La ricerca dello scontro caratterizza i talk televisivi ormai da più di trent’anni, ma è come se molti non avessero capito che da due anni è diverso, che la pandemia di Covid segna un passaggio della storia, che nulla sarà più come prima. Che è in ballo la salute pubblica. La sola, sempre più penosa, motivazione che lo scontro porta ascolto francamente non si può più sentire. Lo sappiamo bene che le risse fanno audience in un format che vive di emozioni e raramente di ragionamenti, dove conduttori, donne e uomini, fingono calma e compostezza e attizzano il fuoco per lo scontro, anche se da una parte c’è una commessa e dall’altra un titolare di cattedra medica. Ma non avevamo detto che uno vale uno non va bene?

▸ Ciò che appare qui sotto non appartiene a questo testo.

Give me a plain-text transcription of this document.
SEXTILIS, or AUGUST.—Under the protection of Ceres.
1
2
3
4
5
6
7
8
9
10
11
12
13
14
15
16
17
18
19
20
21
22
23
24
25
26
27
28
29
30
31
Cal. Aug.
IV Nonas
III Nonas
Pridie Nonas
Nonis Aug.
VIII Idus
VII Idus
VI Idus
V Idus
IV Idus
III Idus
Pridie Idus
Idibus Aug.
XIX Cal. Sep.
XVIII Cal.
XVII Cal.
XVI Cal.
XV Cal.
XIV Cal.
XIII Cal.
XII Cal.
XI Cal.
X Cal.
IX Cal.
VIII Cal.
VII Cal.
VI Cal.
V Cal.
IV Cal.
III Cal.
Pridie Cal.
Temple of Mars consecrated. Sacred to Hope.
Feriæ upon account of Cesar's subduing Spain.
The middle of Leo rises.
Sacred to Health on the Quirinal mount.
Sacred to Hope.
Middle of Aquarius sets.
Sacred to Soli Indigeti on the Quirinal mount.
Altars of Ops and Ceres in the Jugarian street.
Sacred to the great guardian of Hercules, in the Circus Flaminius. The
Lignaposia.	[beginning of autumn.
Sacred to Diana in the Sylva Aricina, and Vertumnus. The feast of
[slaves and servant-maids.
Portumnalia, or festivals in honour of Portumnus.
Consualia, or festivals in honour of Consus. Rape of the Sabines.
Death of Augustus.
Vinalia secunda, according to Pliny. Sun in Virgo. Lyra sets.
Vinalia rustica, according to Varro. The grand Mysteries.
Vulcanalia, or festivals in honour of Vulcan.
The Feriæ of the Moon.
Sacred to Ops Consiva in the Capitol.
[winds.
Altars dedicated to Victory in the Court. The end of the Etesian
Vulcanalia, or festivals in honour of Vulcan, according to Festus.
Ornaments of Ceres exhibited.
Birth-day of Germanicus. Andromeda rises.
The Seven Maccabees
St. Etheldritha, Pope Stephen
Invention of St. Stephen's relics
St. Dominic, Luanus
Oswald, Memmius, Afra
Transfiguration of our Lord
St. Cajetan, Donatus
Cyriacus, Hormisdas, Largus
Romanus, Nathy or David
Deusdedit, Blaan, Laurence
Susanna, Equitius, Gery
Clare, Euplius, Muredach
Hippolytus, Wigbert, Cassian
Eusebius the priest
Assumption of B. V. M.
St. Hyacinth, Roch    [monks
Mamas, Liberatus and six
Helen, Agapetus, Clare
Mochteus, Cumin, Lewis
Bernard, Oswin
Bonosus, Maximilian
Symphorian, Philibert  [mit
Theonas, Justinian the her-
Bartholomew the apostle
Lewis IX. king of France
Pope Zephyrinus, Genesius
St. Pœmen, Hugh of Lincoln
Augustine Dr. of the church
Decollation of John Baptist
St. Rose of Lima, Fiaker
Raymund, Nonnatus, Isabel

Coltivo il sogno che la Rai, con i cambiamenti in corso, recuperi lo spirito autentico del servizio pubblico e torni a fare ricorso più al giornalismo investigativo che non ai talk, che si ricordi che per un punto di ascolto in più alcuni programmi fanno un torto molto grave ad oltre l’ottanta per cento degli italiani, quelli disciplinati e vaccinati che in questi giorni si sentono molto ma molto presi per in fondelli!